Syrie : le chef de l'humanitaire de l'ONU appelle le gouvernement à cesser toute entrave à la livraison de l'aide

27 mai 2016

De retour à New York après avoir rendu visite la veille à des réfugiés syriens dans le sud de la Turquie, le Secrétaire général adjoint des Nations Unies aux affaires humanitaires, Stephen O'Brien, a appelé vendredi les parties au conflit en Syrie à cesser immédiatement toute entrave à la livraison de l'aide humanitaire.

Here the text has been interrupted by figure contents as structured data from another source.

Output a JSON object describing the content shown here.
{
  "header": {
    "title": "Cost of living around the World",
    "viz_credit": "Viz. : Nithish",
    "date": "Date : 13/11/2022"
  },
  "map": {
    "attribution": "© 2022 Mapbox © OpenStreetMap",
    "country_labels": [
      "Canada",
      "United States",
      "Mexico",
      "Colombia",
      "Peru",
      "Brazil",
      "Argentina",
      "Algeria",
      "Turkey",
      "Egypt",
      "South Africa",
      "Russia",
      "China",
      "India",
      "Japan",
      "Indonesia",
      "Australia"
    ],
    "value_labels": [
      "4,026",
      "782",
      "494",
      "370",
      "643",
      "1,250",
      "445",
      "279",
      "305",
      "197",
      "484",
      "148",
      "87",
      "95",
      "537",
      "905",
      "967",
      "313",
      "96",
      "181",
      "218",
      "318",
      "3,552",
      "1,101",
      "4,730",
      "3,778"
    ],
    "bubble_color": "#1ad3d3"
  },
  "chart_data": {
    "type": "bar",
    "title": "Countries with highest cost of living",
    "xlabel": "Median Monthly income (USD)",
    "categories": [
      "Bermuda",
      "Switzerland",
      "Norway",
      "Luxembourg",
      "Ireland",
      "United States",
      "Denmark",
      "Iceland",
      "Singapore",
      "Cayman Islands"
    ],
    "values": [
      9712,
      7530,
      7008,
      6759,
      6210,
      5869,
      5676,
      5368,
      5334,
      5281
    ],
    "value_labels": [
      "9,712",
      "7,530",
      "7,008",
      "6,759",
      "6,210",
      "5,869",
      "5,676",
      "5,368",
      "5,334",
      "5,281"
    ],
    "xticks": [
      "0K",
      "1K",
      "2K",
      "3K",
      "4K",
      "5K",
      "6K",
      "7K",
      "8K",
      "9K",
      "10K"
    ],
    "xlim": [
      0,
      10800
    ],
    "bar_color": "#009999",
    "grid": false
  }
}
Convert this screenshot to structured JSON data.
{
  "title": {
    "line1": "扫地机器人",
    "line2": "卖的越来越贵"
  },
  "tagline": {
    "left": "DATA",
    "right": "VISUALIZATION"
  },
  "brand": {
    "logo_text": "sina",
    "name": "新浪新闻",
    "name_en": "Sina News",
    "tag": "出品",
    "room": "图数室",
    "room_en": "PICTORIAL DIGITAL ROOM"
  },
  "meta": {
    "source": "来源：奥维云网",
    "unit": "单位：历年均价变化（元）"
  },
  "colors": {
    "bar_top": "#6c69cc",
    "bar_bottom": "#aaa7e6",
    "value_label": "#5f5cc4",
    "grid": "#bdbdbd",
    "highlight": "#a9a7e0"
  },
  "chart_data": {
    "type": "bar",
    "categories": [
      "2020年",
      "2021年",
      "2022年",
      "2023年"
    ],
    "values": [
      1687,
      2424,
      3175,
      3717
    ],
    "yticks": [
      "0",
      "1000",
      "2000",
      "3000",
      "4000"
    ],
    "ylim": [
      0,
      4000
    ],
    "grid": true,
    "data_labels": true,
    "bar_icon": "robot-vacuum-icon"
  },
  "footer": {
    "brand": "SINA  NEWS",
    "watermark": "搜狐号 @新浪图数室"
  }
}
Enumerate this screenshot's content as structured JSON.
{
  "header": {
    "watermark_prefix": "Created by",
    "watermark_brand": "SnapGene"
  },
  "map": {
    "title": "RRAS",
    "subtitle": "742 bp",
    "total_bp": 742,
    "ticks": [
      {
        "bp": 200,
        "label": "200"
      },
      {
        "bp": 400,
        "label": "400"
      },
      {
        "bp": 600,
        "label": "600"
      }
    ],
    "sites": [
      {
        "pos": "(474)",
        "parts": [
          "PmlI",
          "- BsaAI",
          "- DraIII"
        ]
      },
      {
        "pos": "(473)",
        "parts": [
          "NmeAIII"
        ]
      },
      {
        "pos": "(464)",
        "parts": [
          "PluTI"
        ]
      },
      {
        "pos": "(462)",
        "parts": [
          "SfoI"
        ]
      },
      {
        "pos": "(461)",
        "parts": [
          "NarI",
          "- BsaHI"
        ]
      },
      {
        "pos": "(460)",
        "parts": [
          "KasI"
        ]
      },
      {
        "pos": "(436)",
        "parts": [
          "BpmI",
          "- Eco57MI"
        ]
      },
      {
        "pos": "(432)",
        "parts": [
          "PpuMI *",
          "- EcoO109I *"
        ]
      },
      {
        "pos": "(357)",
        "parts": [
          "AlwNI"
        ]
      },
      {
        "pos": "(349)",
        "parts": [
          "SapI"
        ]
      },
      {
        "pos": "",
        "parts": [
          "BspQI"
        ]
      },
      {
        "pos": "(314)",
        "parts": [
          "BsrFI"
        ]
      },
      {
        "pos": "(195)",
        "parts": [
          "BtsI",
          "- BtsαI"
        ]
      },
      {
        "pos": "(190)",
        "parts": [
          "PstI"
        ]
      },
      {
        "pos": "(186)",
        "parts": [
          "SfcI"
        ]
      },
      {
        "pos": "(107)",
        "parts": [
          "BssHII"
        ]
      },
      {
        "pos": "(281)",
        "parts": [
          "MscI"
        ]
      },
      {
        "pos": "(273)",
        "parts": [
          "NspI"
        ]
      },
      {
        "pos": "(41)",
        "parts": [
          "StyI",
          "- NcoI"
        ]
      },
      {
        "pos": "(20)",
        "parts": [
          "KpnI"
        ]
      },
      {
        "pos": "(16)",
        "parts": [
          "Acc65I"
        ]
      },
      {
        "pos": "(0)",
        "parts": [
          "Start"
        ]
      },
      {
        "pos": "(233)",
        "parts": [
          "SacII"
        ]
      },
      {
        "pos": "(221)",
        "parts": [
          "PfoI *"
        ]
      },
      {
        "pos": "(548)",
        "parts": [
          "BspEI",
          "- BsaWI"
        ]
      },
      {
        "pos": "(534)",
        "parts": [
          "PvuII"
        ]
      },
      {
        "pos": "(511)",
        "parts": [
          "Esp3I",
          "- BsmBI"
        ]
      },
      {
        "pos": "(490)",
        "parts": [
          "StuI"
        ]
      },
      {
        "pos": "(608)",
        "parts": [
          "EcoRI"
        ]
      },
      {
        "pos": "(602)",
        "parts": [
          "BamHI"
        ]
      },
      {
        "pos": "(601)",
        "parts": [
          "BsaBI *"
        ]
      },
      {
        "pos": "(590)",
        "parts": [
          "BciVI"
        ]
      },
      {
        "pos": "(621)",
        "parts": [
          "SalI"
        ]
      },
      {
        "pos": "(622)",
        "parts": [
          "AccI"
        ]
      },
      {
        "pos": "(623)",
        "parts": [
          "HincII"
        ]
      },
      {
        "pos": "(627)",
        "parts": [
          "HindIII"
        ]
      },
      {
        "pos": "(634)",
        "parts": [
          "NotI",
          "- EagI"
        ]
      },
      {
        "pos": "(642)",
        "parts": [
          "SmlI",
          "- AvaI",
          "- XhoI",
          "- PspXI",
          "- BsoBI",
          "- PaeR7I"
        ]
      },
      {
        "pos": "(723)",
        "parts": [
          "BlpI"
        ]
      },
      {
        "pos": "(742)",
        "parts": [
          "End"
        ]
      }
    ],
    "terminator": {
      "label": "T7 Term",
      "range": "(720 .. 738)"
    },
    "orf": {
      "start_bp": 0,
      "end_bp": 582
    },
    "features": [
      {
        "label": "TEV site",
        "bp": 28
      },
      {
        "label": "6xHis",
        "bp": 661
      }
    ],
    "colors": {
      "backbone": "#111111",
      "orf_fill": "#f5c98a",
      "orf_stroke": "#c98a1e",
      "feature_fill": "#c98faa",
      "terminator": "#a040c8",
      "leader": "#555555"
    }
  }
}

« Les restrictions délibérées imposées par les parties, et en particulier le gouvernement syrien, continuent d'entraver l'apport d'une aide efficace », a déploré le Secrétaire général adjoint lors d'une réunion du Conseil de sécurité de l'ONU sur la situation en Syrie.

Il a ajouté qu'au mois de mai, les autorités du pays ont fortement réduit la capacité de l'ONU à atteindre ceux qui en ont besoin, y compris s'agissant des livraisons humanitaires autorisées par ces mêmes autorités.

« Permettez-moi d'être clair : la protection des civils et l'obtention d'un accès [humanitaire] ne devraient jamais dépendre de négociations politiques ou être utilisées comme des monnaies d'échange pour conclure des accords ad hoc sur le terrain », a déclaré M. O'Brien.

« Ce sont des principes fondamentaux du droit international humanitaire qui doivent être respectés par les parties et tous ceux qui les soutiennent », a-t-il ajouté.

Rappelant que le parachutage d'aide humanitaire est une solution de dernier recours, car elle est coûteuse, dangereuse et techniquement difficile à exécuter, le Secrétaire général adjoint a appelé les parties à fournir un accès immédiat et sans entrave à toutes les personnes dans le besoin sur l'ensemble du territoire.

M. O'Brien a par ailleurs condamné l'utilisation par les parties du siège et de la famine comme armes de guerre.

« Au regard des dernières informations dont nous disposons, nous estimons qu'environ 592,700 personnes vivent actuellement dans des zones assiégées », a déclaré M. O'Brien, précisant que ce chiffre inclut 462,700 personnes assiégées par le gouvernement syrien, 110.000 par Daech et 20.000 par d'autres groupes armés non étatiques.

« Les sièges doivent être levés une bonne fois pour toutes et immédiatement », a insisté le Secrétaire général adjoint, dénonçant le manque de volonté des parties d'y mettre un terme.